Mais la journée du 10 s’écoula sans nouvelles. Le 11 mars, à cinq heures du soir, rien n’est encore arrivé d’Amiens. Il est venu, au contraire, des rapports d’Otto, de Londres, datés du 6 et du 8 mars : l’opposition a incriminé les ministres au Parlement ; des ordres d’armement ont été envoyés dans les ports ; les journaux sont violens ; ils publient une lettre d’un des négociateurs d’Amiens, Merry, qui accuse Bonaparte de ne pas vouloir la paix, Hawkesbury, interrogé, a répondu que les négociations ne pouvaient se traîner plus longtemps, que le gouvernement était obligé de prendre des précautions. « Il est de mon devoir d’ajouter, écrit Otto, que l’opinion des hommes les plus influens et les mieux instruits est qu’il est impossible que la guerre ne recommence dans dix jours, à moins que le traité définitif ne soit signé dans cet intervalle. »

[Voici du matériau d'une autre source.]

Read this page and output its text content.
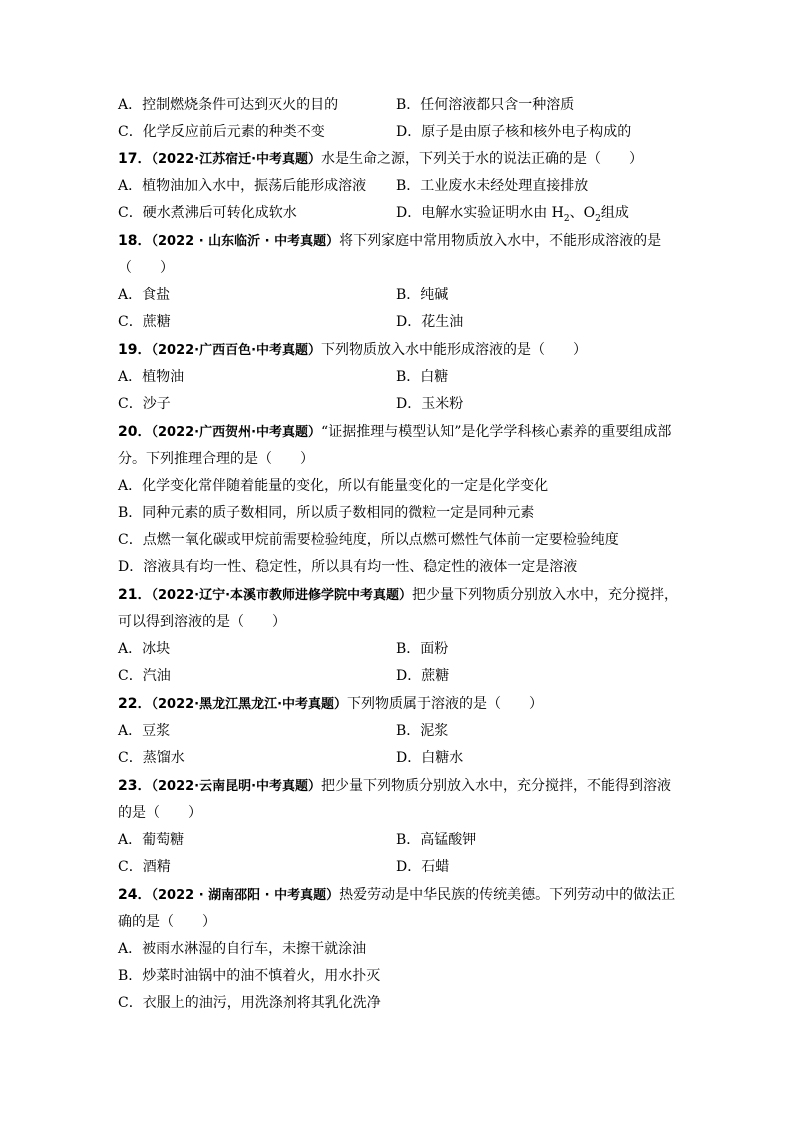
A．控制燃烧条件可达到灭火的目的	B．任何溶液都只含一种溶质
C．化学反应前后元素的种类不变	D．原子是由原子核和核外电子构成的
17．（2022·江苏宿迁·中考真题）水是生命之源，下列关于水的说法正确的是（　　）
A．植物油加入水中，振荡后能形成溶液 B．工业废水未经处理直接排放
C．硬水煮沸后可转化成软水	D．电解水实验证明水由 $H_2$、$O_2$组成
18．（2022 · 山东临沂 · 中考真题）将下列家庭中常用物质放入水中，不能形成溶液的是
（　　）
A．食盐	B．纯碱
C．蔗糖	D．花生油
19．（2022·广西百色·中考真题）下列物质放入水中能形成溶液的是（　　）
A．植物油	B．白糖
C．沙子	D．玉米粉
20．（2022·广西贺州·中考真题）“证据推理与模型认知”是化学学科核心素养的重要组成部
分。下列推理合理的是（　　）
A．化学变化常伴随着能量的变化，所以有能量变化的一定是化学变化
B．同种元素的质子数相同，所以质子数相同的微粒一定是同种元素
C．点燃一氧化碳或甲烷前需要检验纯度，所以点燃可燃性气体前一定要检验纯度
D．溶液具有均一性、稳定性，所以具有均一性、稳定性的液体一定是溶液
21．（2022·辽宁·本溪市教师进修学院中考真题）把少量下列物质分别放入水中，充分搅拌，
可以得到溶液的是（　　）
A．冰块	B．面粉
C．汽油	D．蔗糖
22．（2022·黑龙江黑龙江·中考真题）下列物质属于溶液的是（　　）
A．豆浆	B．泥浆
C．蒸馏水	D．白糖水
23．（2022·云南昆明·中考真题）把少量下列物质分别放入水中，充分搅拌，不能得到溶液
的是（　　）
A．葡萄糖	B．高锰酸钾
C．酒精	D．石蜡
24．（2022 · 湖南邵阳 · 中考真题）热爱劳动是中华民族的传统美德。下列劳动中的做法正
确的是（　　）
A．被雨水淋湿的自行车，未擦干就涂油
B．炒菜时油锅中的油不慎着火，用水扑灭
C．衣服上的油污，用洗涤剂将其乳化洗净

Bonaparte sent tous les fils se tendre dans ses mains. Il en est aux tiraillemens, aux soupçons, même graves, avec Markof. La Russie se dérobe, tourne à l’aigreur, aux remontrances : les menaces s’annoncent. On parle de complots dans l’armée. Le Premier Consul, engagé dans une affaire compliquée d’épuration du Tribunat et du Corps législatif, de transformation de ses pouvoirs, ne peut y réussir que sur un coup de prestige.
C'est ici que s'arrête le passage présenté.